Sécuritaire? L’hydrogène étant hautement inflammable, ces réservoirs sont renforcés de fibre de carbone pour procurer une résistance optimale lors d’un accident. Ils ont une capacité d’absorption d’énergie cinq fois supérieure à celle de l’acier. Divers mécanismes de protection complémentaires contribuent à rendre la voiture sécuritaire en cas d’impact.

Son autonomie atteint environ 500 km, soit davantage que la plupart des véhicules électriques offerts sur le marché. Pour parcourir cette distance, la voiture utilise 5 kg d’hydrogène, d’une valeur d’environ 50 $, pour un plein qui ne nécessite que cinq minutes.

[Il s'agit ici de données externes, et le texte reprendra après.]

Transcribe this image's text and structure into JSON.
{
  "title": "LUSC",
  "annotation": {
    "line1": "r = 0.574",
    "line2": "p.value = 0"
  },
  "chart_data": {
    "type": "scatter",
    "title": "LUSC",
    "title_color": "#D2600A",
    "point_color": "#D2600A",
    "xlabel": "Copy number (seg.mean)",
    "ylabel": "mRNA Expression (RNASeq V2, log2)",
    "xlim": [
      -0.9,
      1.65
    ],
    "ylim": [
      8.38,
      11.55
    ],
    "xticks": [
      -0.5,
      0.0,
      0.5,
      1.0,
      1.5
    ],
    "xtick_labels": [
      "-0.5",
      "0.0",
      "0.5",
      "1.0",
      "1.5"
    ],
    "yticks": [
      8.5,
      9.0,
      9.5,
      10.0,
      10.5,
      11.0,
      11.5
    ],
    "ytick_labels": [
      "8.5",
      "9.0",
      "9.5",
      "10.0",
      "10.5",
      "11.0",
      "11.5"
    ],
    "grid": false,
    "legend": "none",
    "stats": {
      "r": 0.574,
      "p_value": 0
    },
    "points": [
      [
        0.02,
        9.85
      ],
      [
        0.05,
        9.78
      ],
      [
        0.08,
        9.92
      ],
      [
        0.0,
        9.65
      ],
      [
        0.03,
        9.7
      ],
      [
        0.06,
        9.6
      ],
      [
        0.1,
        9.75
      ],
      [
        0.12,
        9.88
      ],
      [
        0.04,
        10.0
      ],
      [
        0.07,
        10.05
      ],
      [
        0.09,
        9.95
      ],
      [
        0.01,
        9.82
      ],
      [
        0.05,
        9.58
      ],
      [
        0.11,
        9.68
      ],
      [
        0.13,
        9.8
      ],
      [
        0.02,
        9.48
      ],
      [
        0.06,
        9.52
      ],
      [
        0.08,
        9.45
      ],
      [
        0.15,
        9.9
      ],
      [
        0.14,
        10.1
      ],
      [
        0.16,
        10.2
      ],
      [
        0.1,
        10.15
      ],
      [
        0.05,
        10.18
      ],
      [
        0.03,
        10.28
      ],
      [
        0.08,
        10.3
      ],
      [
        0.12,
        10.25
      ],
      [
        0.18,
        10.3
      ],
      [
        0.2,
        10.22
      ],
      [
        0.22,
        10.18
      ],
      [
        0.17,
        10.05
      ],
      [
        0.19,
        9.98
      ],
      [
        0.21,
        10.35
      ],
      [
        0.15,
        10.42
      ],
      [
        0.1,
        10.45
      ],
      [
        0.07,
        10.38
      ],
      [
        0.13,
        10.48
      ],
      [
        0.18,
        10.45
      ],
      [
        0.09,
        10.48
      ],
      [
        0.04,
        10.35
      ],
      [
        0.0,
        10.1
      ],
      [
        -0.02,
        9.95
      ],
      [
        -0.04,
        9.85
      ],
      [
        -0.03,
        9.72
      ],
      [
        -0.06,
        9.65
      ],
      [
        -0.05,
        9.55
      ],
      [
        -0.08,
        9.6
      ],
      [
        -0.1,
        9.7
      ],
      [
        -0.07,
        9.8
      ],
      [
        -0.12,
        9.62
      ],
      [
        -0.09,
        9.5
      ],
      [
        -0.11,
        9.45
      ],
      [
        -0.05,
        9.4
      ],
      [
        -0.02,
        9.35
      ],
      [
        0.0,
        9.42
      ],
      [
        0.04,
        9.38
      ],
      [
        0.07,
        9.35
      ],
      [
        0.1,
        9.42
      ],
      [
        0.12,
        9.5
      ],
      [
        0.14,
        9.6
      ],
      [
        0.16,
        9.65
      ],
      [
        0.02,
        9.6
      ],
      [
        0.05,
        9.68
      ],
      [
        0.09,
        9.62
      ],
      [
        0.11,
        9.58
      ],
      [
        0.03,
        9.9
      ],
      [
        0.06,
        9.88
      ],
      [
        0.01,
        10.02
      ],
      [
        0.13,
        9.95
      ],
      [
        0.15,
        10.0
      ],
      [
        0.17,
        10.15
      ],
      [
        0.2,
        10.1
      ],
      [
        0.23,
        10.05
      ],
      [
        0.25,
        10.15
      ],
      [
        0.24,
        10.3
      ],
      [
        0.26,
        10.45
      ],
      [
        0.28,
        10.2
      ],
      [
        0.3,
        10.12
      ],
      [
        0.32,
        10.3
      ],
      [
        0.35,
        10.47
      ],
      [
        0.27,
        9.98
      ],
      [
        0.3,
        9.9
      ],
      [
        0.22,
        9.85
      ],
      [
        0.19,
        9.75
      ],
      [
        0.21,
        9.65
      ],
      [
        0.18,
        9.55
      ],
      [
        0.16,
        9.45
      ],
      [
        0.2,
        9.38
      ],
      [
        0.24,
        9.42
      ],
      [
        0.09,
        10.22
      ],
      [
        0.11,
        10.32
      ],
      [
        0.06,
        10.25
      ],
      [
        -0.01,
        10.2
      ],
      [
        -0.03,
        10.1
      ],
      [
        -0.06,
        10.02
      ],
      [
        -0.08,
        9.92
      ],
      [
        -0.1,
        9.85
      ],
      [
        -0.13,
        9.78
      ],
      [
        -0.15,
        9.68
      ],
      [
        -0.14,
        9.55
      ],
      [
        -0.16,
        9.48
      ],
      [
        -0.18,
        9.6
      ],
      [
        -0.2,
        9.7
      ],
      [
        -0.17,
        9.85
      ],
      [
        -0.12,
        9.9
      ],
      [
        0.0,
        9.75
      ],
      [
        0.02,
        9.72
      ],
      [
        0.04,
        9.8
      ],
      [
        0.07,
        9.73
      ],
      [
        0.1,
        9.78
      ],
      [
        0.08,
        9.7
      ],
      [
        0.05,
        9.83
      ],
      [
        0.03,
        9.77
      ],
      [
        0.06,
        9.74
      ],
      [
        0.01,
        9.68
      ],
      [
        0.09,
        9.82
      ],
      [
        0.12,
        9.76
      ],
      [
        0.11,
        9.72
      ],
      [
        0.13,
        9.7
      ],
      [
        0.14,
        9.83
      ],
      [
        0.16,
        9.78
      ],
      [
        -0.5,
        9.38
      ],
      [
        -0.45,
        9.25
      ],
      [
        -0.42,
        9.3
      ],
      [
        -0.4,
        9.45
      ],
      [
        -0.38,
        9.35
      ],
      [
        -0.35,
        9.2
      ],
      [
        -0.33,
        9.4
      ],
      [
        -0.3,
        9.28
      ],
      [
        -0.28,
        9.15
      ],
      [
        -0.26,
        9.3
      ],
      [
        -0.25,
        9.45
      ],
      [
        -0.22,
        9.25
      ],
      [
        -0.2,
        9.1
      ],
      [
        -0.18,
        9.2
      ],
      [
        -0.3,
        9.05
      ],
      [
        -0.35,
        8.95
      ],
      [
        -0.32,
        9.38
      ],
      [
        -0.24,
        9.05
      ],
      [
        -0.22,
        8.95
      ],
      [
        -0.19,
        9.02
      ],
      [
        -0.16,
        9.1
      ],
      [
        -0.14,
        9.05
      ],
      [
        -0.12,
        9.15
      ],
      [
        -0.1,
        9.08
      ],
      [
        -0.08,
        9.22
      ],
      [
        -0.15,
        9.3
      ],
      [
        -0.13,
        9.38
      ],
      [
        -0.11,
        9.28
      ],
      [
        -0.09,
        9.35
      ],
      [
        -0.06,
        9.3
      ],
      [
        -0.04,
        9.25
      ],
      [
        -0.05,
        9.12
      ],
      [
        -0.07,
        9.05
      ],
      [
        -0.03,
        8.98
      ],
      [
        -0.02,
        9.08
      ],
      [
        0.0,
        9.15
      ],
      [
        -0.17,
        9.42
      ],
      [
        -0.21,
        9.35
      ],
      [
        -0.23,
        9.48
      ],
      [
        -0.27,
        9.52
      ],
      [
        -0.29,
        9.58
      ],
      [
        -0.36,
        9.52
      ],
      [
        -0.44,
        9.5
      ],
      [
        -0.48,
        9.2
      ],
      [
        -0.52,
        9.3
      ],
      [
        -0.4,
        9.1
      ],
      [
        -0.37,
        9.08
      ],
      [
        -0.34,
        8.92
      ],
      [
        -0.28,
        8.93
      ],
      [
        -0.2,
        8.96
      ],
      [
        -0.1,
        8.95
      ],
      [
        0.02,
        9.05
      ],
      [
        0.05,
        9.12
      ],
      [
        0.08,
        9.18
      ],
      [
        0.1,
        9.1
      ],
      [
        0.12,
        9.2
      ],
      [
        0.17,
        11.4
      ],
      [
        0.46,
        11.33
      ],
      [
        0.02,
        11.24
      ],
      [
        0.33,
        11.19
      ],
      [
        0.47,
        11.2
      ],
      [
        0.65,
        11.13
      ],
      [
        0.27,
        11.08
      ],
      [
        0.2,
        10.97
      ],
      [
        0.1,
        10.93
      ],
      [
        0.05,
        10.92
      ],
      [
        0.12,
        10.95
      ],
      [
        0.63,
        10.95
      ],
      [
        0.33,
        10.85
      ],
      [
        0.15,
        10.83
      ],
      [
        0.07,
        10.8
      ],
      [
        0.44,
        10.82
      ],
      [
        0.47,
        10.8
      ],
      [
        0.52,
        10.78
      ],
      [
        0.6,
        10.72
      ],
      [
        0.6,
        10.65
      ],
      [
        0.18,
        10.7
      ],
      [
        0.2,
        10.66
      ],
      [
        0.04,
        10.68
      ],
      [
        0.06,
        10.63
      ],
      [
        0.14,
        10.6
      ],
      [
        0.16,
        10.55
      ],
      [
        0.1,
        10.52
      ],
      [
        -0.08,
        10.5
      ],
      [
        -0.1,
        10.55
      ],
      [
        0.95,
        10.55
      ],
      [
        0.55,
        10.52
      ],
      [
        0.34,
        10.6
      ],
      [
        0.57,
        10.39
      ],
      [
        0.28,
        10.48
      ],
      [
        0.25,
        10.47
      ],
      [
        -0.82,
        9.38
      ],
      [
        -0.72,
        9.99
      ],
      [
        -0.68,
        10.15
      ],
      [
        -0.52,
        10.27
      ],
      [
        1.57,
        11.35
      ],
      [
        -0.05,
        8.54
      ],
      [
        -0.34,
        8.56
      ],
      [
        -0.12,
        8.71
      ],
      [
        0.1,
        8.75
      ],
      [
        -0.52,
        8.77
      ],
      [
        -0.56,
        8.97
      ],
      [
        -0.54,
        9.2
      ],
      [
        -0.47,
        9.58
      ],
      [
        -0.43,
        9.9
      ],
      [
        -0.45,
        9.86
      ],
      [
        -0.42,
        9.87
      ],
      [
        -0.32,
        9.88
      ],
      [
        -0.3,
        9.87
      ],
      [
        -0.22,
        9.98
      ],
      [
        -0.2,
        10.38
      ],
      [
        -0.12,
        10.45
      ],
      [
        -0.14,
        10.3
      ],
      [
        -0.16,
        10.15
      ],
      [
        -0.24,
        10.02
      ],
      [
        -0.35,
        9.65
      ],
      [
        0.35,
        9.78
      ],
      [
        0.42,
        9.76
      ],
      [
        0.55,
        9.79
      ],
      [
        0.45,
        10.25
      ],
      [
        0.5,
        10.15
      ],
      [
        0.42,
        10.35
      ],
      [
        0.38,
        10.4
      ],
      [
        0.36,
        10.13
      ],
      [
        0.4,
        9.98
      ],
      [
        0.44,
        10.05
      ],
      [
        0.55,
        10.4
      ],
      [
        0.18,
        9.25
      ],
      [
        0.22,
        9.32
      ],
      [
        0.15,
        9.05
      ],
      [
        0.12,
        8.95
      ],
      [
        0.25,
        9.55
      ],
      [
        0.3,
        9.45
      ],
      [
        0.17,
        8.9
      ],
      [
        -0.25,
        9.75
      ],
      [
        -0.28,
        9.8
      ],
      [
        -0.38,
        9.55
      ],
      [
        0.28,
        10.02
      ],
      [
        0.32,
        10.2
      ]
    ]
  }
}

Les stations-services pour ravitailler la Mirai se font rarissimes. Le Québec en compte une seule. Elle est située sur le boulevard Hamel, à Québec. Il faut donc une planification rigoureuse des déplacements. Je me suis quand même laissé tenter, après quelques jours d’exploration urbaine, par une balade dans Charlevoix, espérant ne pas revenir dans une remorque. Or, j’ai pu faire le trajet sans heurts et m’offrir au retour un tour de l’île d’Orléans. Malgré tout, je ne suis pas arrivé à vider complètement le réservoir. Tout compte fait, l’expérience n’est ni plus ni moins angoissante qu’au volant d’un véhicule électrique.

Confort et transparence

Sur la route, la Mirai fournit de bonnes performances, un confort douillet pour quatre personnes et une grande douceur de roulement, dans un silence quasi absolu. La berline se laisse conduire comme une automobile conventionnelle, et son comportement routier rappelle celui d’une Prius. Par contre, la structure trahit son âge, le modèle existant depuis 2014. Toyota a récemment dévoilé les couleurs de la prochaine génération, plus flamboyante et dotée d’une nouvelle plateforme à propulsion. Elle devrait être lancée en 2020.

Plusieurs observateurs ont déjà annoncé la mort des véhicules à hydrogène, considérant les voitures électriques plus efficaces. Peut-être ont-ils raison dans le contexte actuel, car la commercialisation à grande échelle de ces véhicules présente d’importants défis.